2012 yılında 4+4+4 sistemi getirildiğinde tüm kadın kuruluşları ve basın bu konuda iktidarı uyarmış, bu sistemin hem kız hem erkek çocukları için eğitimin devamına sekte vuracağına dikkat çekmiştir. 2012 yılı bazı gazete yazı başlıkları; “4+4+4: Çocuktan Gelin de Olur İşçi de”, “Bütün Kadın Örgütleri 4+4+4 e Karşı Ayaklandı” ve bunlar gibi onlarca yazı, bildiri, gösteri. Hepsi bu sistemin, çocukları eğitimden erkenden koparacağı üzerine uyarı mahiyetinde.
Devletimiz bu kadar mı öngörüsüz?

Ya da zaten istedikleri de bu muydu?

İkisi de çok üzücü ve endişe verici.

Ve bugün geldiğimiz nokta: “4+4+4’ün Beklenen Sonucu: Kızlar eve oğlanlar sanayiye”

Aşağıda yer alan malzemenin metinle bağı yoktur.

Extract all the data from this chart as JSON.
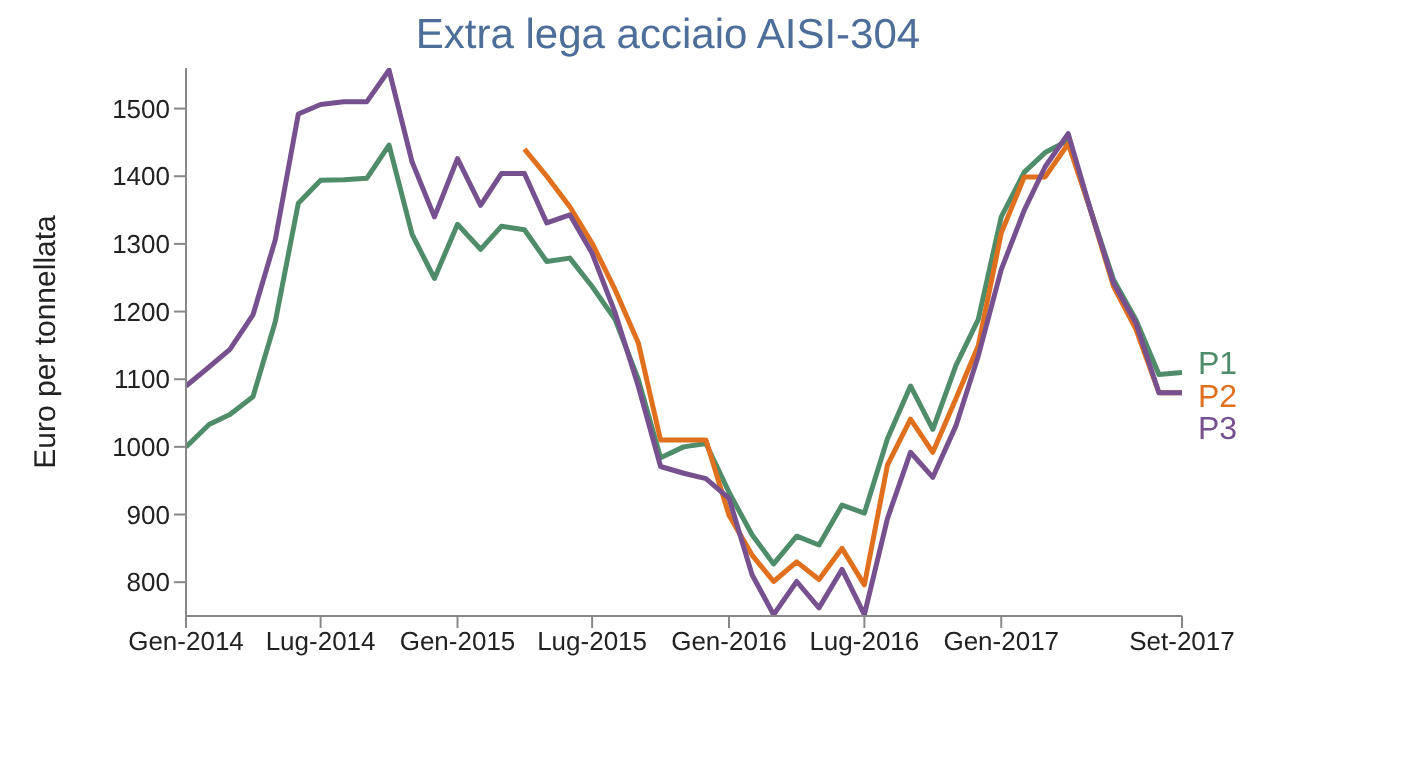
{
  "chart_data": {
    "type": "line",
    "title": "Extra lega acciaio AISI-304",
    "ylabel": "Euro per tonnellata",
    "x": [
      "2014-01",
      "2014-02",
      "2014-03",
      "2014-04",
      "2014-05",
      "2014-06",
      "2014-07",
      "2014-08",
      "2014-09",
      "2014-10",
      "2014-11",
      "2014-12",
      "2015-01",
      "2015-02",
      "2015-03",
      "2015-04",
      "2015-05",
      "2015-06",
      "2015-07",
      "2015-08",
      "2015-09",
      "2015-10",
      "2015-11",
      "2015-12",
      "2016-01",
      "2016-02",
      "2016-03",
      "2016-04",
      "2016-05",
      "2016-06",
      "2016-07",
      "2016-08",
      "2016-09",
      "2016-10",
      "2016-11",
      "2016-12",
      "2017-01",
      "2017-02",
      "2017-03",
      "2017-04",
      "2017-05",
      "2017-06",
      "2017-07",
      "2017-08",
      "2017-09"
    ],
    "series": [
      {
        "name": "P1",
        "color": "#4e8c6a",
        "values": [
          1000,
          1033,
          1048,
          1074,
          1185,
          1360,
          1394,
          1395,
          1397,
          1446,
          1314,
          1249,
          1329,
          1292,
          1326,
          1321,
          1274,
          1279,
          1237,
          1188,
          1100,
          984,
          1000,
          1005,
          933,
          870,
          827,
          868,
          855,
          914,
          902,
          1012,
          1090,
          1026,
          1120,
          1188,
          1340,
          1406,
          1435,
          1453,
          1350,
          1247,
          1188,
          1107,
          1110
        ]
      },
      {
        "name": "P2",
        "color": "#e0701e",
        "values": [
          null,
          null,
          null,
          null,
          null,
          null,
          null,
          null,
          null,
          null,
          null,
          null,
          null,
          null,
          null,
          1440,
          1400,
          1355,
          1301,
          1232,
          1154,
          1010,
          1010,
          1010,
          899,
          840,
          801,
          830,
          804,
          850,
          796,
          973,
          1041,
          992,
          1071,
          1149,
          1316,
          1399,
          1399,
          1448,
          1350,
          1237,
          1174,
          1080,
          1080
        ]
      },
      {
        "name": "P3",
        "color": "#76508f",
        "values": [
          1090,
          1118,
          1144,
          1195,
          1306,
          1492,
          1506,
          1510,
          1510,
          1557,
          1421,
          1340,
          1426,
          1357,
          1404,
          1404,
          1331,
          1343,
          1286,
          1198,
          1090,
          971,
          961,
          953,
          924,
          811,
          752,
          801,
          762,
          819,
          752,
          894,
          992,
          955,
          1031,
          1134,
          1262,
          1350,
          1414,
          1463,
          1350,
          1242,
          1183,
          1080,
          1080
        ]
      }
    ],
    "xlim": [
      "2014-01",
      "2017-09"
    ],
    "xticks": [
      {
        "value": "2014-01",
        "label": "Gen-2014"
      },
      {
        "value": "2014-07",
        "label": "Lug-2014"
      },
      {
        "value": "2015-01",
        "label": "Gen-2015"
      },
      {
        "value": "2015-07",
        "label": "Lug-2015"
      },
      {
        "value": "2016-01",
        "label": "Gen-2016"
      },
      {
        "value": "2016-07",
        "label": "Lug-2016"
      },
      {
        "value": "2017-01",
        "label": "Gen-2017"
      },
      {
        "value": "2017-09",
        "label": "Set-2017"
      }
    ],
    "ylim": [
      750,
      1560
    ],
    "yticks": [
      800,
      900,
      1000,
      1100,
      1200,
      1300,
      1400,
      1500
    ],
    "grid": false,
    "legend": false,
    "marker": "none",
    "line_style": "solid"
  }
}
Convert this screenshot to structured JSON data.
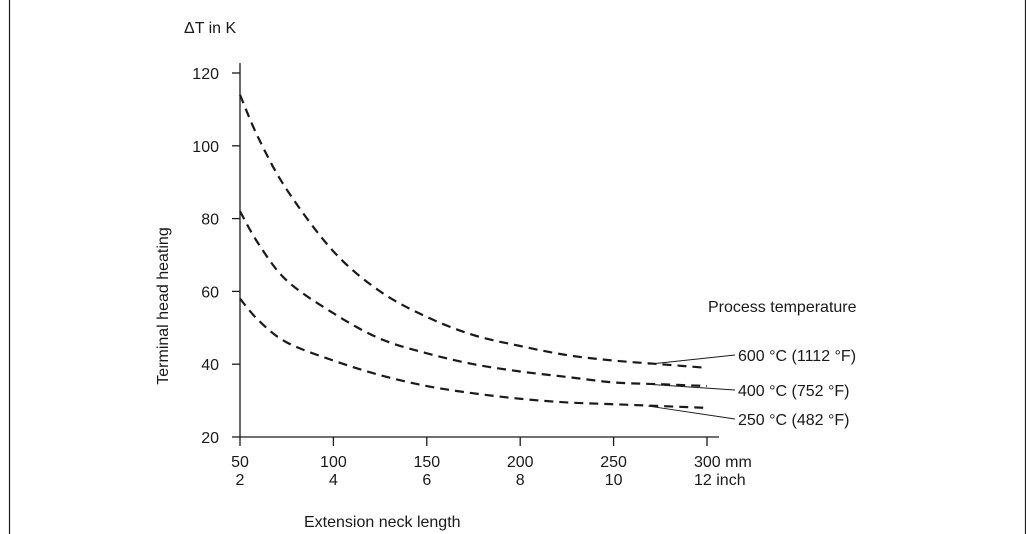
{
  "chart_data": {
    "type": "line",
    "ylabel_top": "ΔT in K",
    "ylabel": "Terminal head heating",
    "xlabel": "Extension neck length",
    "legend_title": "Process temperature",
    "ylim": [
      20,
      120
    ],
    "yticks": [
      20,
      40,
      60,
      80,
      100,
      120
    ],
    "xlim": [
      50,
      300
    ],
    "xticks": [
      {
        "value": 50,
        "mm": "50",
        "inch": "2"
      },
      {
        "value": 100,
        "mm": "100",
        "inch": "4"
      },
      {
        "value": 150,
        "mm": "150",
        "inch": "6"
      },
      {
        "value": 200,
        "mm": "200",
        "inch": "8"
      },
      {
        "value": 250,
        "mm": "250",
        "inch": "10"
      },
      {
        "value": 300,
        "mm": "300 mm",
        "inch": "12 inch"
      }
    ],
    "grid": false,
    "line_style": "dashed",
    "series": [
      {
        "name": "600 °C (1112 °F)",
        "x": [
          50,
          60,
          75,
          100,
          125,
          150,
          175,
          200,
          225,
          250,
          275,
          300
        ],
        "y": [
          114,
          102,
          88,
          71,
          60,
          53,
          48,
          45,
          42.5,
          41,
          40,
          39
        ]
      },
      {
        "name": "400 °C (752 °F)",
        "x": [
          50,
          60,
          75,
          100,
          125,
          150,
          175,
          200,
          225,
          250,
          275,
          300
        ],
        "y": [
          82,
          73,
          63,
          54,
          47,
          43,
          40,
          38,
          36.5,
          35,
          34.5,
          34
        ]
      },
      {
        "name": "250 °C (482 °F)",
        "x": [
          50,
          60,
          75,
          100,
          125,
          150,
          175,
          200,
          225,
          250,
          275,
          300
        ],
        "y": [
          58,
          52,
          46,
          41,
          37,
          34,
          32,
          30.5,
          29.5,
          29,
          28.5,
          28
        ]
      }
    ]
  }
}
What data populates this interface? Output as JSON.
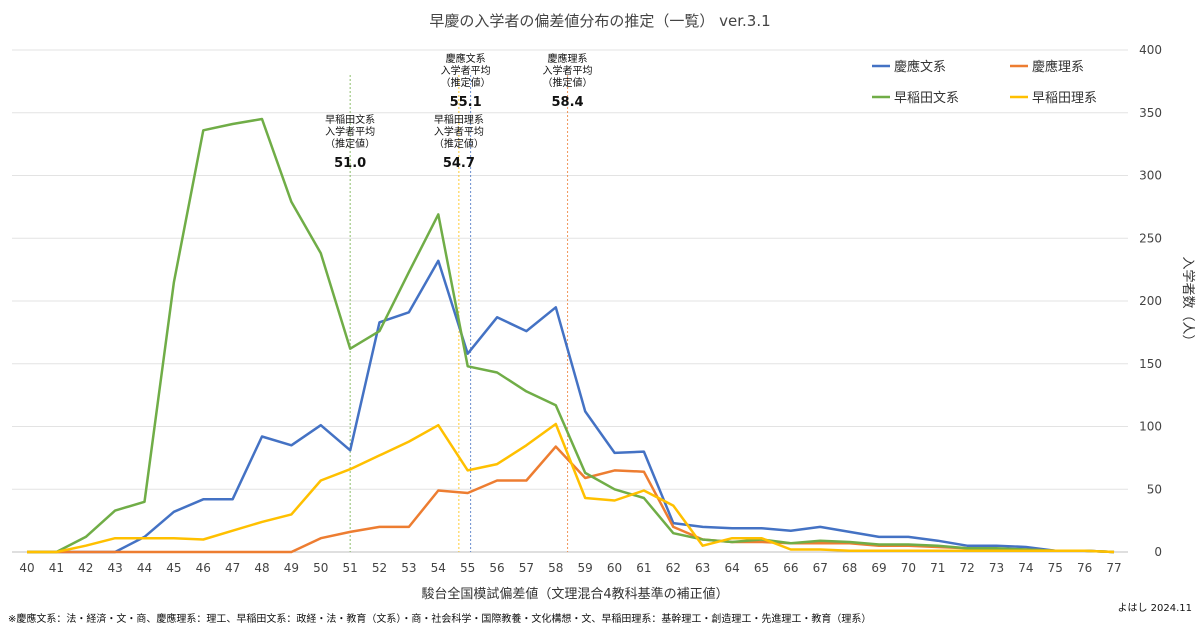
{
  "chart_data": {
    "type": "line",
    "title": "早慶の入学者の偏差値分布の推定（一覧） ver.3.1",
    "xlabel": "駿台全国模試偏差値（文理混合4教科基準の補正値）",
    "ylabel": "入学者数（人）",
    "x": [
      40,
      41,
      42,
      43,
      44,
      45,
      46,
      47,
      48,
      49,
      50,
      51,
      52,
      53,
      54,
      55,
      56,
      57,
      58,
      59,
      60,
      61,
      62,
      63,
      64,
      65,
      66,
      67,
      68,
      69,
      70,
      71,
      72,
      73,
      74,
      75,
      76,
      77
    ],
    "xticks": [
      "40",
      "41",
      "42",
      "43",
      "44",
      "45",
      "46",
      "47",
      "48",
      "49",
      "50",
      "51",
      "52",
      "53",
      "54",
      "55",
      "56",
      "57",
      "58",
      "59",
      "60",
      "61",
      "62",
      "63",
      "64",
      "65",
      "66",
      "67",
      "68",
      "69",
      "70",
      "71",
      "72",
      "73",
      "74",
      "75",
      "76",
      "77"
    ],
    "ylim": [
      0,
      400
    ],
    "yticks": [
      "0",
      "50",
      "100",
      "150",
      "200",
      "250",
      "300",
      "350",
      "400"
    ],
    "grid": true,
    "legend_position": "top-right",
    "series": [
      {
        "name": "慶應文系",
        "color": "#4472C4",
        "values": [
          0,
          0,
          0,
          0,
          12,
          32,
          42,
          42,
          92,
          85,
          101,
          81,
          183,
          191,
          232,
          158,
          187,
          176,
          195,
          112,
          79,
          80,
          23,
          20,
          19,
          19,
          17,
          20,
          16,
          12,
          12,
          9,
          5,
          5,
          4,
          1,
          1,
          0
        ]
      },
      {
        "name": "慶應理系",
        "color": "#ED7D31",
        "values": [
          0,
          0,
          0,
          0,
          0,
          0,
          0,
          0,
          0,
          0,
          11,
          16,
          20,
          20,
          49,
          47,
          57,
          57,
          84,
          59,
          65,
          64,
          20,
          10,
          8,
          8,
          7,
          7,
          7,
          5,
          5,
          4,
          3,
          2,
          2,
          1,
          1,
          0
        ]
      },
      {
        "name": "早稲田文系",
        "color": "#70AD47",
        "values": [
          0,
          0,
          12,
          33,
          40,
          215,
          336,
          341,
          345,
          279,
          238,
          162,
          176,
          223,
          269,
          148,
          143,
          128,
          117,
          63,
          50,
          43,
          15,
          10,
          8,
          10,
          7,
          9,
          8,
          6,
          6,
          5,
          3,
          3,
          2,
          1,
          1,
          0
        ]
      },
      {
        "name": "早稲田理系",
        "color": "#FFC000",
        "values": [
          0,
          0,
          5,
          11,
          11,
          11,
          10,
          17,
          24,
          30,
          57,
          66,
          77,
          88,
          101,
          65,
          70,
          85,
          102,
          43,
          41,
          49,
          37,
          5,
          11,
          11,
          2,
          2,
          1,
          1,
          1,
          1,
          1,
          1,
          1,
          1,
          1,
          0
        ]
      }
    ],
    "annotations": [
      {
        "label": [
          "早稲田文系",
          "入学者平均",
          "（推定値）"
        ],
        "value": "51.0",
        "x": 51.0,
        "color": "#70AD47"
      },
      {
        "label": [
          "早稲田理系",
          "入学者平均",
          "（推定値）"
        ],
        "value": "54.7",
        "x": 54.7,
        "color": "#FFC000"
      },
      {
        "label": [
          "慶應文系",
          "入学者平均",
          "（推定値）"
        ],
        "value": "55.1",
        "x": 55.1,
        "color": "#4472C4"
      },
      {
        "label": [
          "慶應理系",
          "入学者平均",
          "（推定値）"
        ],
        "value": "58.4",
        "x": 58.4,
        "color": "#ED7D31"
      }
    ]
  },
  "footnote": "※慶應文系：法・経済・文・商、慶應理系：理工、早稲田文系：政経・法・教育（文系）・商・社会科学・国際教養・文化構想・文、早稲田理系：基幹理工・創造理工・先進理工・教育（理系）",
  "credit": "よはし 2024.11"
}
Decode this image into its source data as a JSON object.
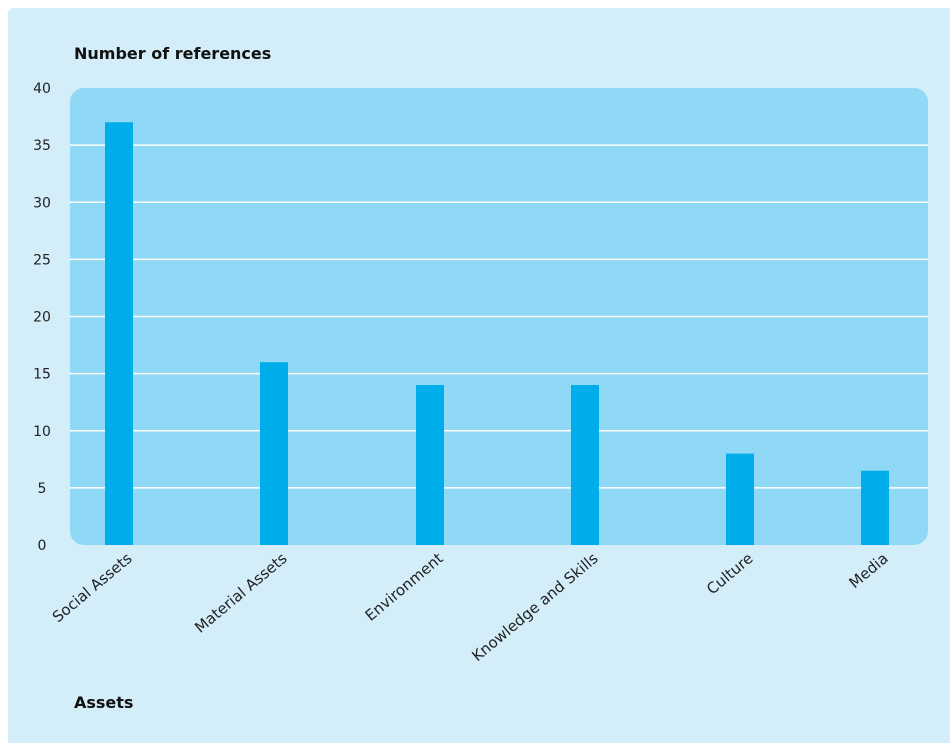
{
  "chart_data": {
    "type": "bar",
    "categories": [
      "Social Assets",
      "Material Assets",
      "Environment",
      "Knowledge and Skills",
      "Culture",
      "Media"
    ],
    "values": [
      37,
      16,
      14,
      14,
      8,
      6.5
    ],
    "ylabel": "Number of references",
    "xlabel": "Assets",
    "ylim": [
      0,
      40
    ],
    "yticks": [
      "0",
      "5",
      "10",
      "15",
      "20",
      "25",
      "30",
      "35",
      "40"
    ],
    "grid": true,
    "colors": {
      "background": "#d3edf9",
      "plot_area": "#8fd8f6",
      "bar": "#00adeb",
      "gridline": "#ffffff"
    }
  }
}
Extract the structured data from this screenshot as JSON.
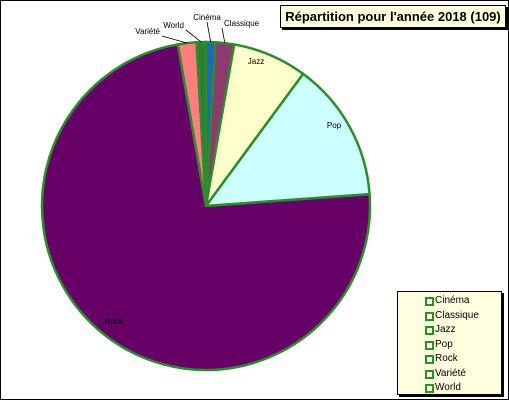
{
  "chart_data": {
    "type": "pie",
    "title": "Répartition pour l'année 2018 (109)",
    "categories": [
      "Cinéma",
      "Classique",
      "Jazz",
      "Pop",
      "Rock",
      "Variété",
      "World"
    ],
    "values": [
      1,
      2,
      8,
      15,
      80,
      2,
      1
    ],
    "colors": {
      "Cinéma": "#1a6ab5",
      "Classique": "#8e3a6e",
      "Jazz": "#ffffcc",
      "Pop": "#ccffff",
      "Rock": "#660066",
      "Variété": "#ff7f7f",
      "World": "#2f7f2f"
    },
    "slice_labels": [
      "Cinéma",
      "Classique",
      "Jazz",
      "Pop",
      "Rock",
      "Variété",
      "World"
    ],
    "edge_color": "#2e8b2e",
    "legend_placement": "bottom-right"
  },
  "legend": {
    "items": [
      "Cinéma",
      "Classique",
      "Jazz",
      "Pop",
      "Rock",
      "Variété",
      "World"
    ]
  }
}
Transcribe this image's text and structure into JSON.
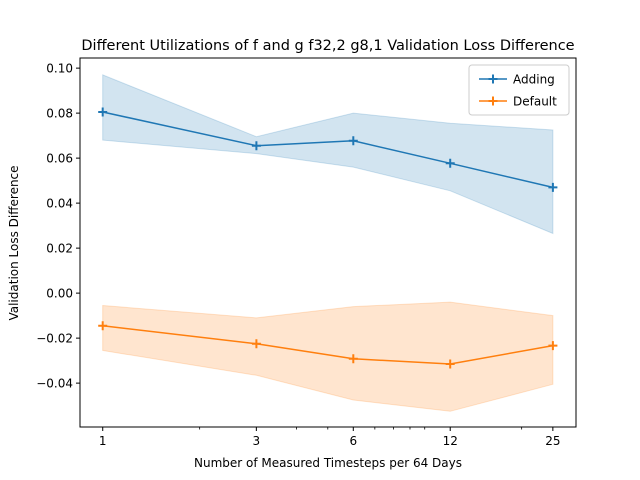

TÜİK verilerine göre 2012 yılında 97,3 olan okullaşma oranı 2019 yılında 93,3’e kadar geriledi. 2012 yılındaki itirazlar boşa değildi. İktidar bu sonuçlardan rahatsız olmuyorsa demek ki muradına erdi.

Erkek çocuklar, parkta oynamadan, top peşinde koşmadan, kızların saçını çekmeden çocuk yaşta evin yükünü paylaşmaya, kız çocuklar eve kapanıp hayırlı kısmet beklemeye savruldu.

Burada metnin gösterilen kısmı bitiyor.